Adapted from a story by The Washington Post’s Travis M. Andrews.
Frohman’s poem appeared word-by-word over short black-and-white video and static clips of women, including filmmakers Ava DuVernay and Julie Dash, documentarian Jennifer Brea and the “Insecure” director and actress Issa Rae. Twitter had previously used the poem in 2017 for its digital-only #SheInspiresMe campaign featuring actresses Alicia Silverstone and Mena Suvari.
The commercial ended with the hashtag #HereWeAre, which first appeared last December when Twitter CMO Leslie Berland announced that a group of female leaders would be appearing during’s Twitter’s event at the CES technology show.
Some praised the ad and the poem featured in it, taking to Twitter to call it “fierce," “powerful” and “stunning.”
But others found Twitter’s message of female empowerment – and its nod to the #MeToo movement – hypocritical. Many accuse Twitter of being slow to police the rampant harassment of women on its platform.

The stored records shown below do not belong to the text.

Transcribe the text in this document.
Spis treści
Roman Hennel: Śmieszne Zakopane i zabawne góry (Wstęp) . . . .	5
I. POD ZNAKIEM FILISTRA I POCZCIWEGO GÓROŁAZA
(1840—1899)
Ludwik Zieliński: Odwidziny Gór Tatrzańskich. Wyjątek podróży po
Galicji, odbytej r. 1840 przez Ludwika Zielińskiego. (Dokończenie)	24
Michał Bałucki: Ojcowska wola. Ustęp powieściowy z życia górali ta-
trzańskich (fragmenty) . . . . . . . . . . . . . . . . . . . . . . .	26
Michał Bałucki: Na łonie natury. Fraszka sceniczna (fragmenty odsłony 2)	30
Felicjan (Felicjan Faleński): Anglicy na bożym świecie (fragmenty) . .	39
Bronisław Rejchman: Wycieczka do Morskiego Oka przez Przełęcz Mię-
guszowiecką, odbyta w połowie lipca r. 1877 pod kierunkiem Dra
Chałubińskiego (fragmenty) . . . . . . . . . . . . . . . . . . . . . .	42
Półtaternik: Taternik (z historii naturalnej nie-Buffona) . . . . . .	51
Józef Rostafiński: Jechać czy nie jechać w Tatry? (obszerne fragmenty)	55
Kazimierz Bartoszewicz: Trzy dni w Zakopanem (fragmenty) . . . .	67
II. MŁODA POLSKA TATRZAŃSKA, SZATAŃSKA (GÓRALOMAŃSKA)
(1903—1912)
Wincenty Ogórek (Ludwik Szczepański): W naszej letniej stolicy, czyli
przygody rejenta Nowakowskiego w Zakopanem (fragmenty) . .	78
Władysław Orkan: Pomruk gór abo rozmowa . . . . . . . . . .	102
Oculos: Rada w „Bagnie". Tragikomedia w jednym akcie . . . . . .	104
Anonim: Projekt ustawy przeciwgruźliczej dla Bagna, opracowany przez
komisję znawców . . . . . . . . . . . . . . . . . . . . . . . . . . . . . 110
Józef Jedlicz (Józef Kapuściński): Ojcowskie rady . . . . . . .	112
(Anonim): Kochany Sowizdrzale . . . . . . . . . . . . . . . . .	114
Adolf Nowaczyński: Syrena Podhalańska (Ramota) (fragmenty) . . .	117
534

Last year, thousands of women promised to boycott Twitter after it temporarily suspended actress Rose McGowan — one of the loudest voices of the #MeToo movement who accused Weinstein of raping her — for tweeting “a private phone number.”
For some, the commercial represented a platform that does not actually exist. One where women and people of color feel they can safely express themselves without finding hate speech in their mentions.
Author Luvvie Ajayi praised the ad’s contents but noted that Twitter still has work left to do.
This #HereWeAre Twitter commercial just gave me chills. That was stunning.
— Awesomely Luvvie (@Luvvie) March 5, 2018
Now. Twitter, we shall await your continued work to make this platform safer for women who look like those in that commercial.
Author Jessica Valenti and Ted Talks social media editor Ella Dawson echoed Ajayi.
#HereWeAre, still watching as Twitter does little to nothing about the rampant misogyny & racism that infects this space https://t.co/hJmywf3H2H
— Jessica Valenti (@JessicaValenti) March 5, 2018
How about you spend the money you used on this ad to hire moderators to kick accounts that terrorize women off your platform?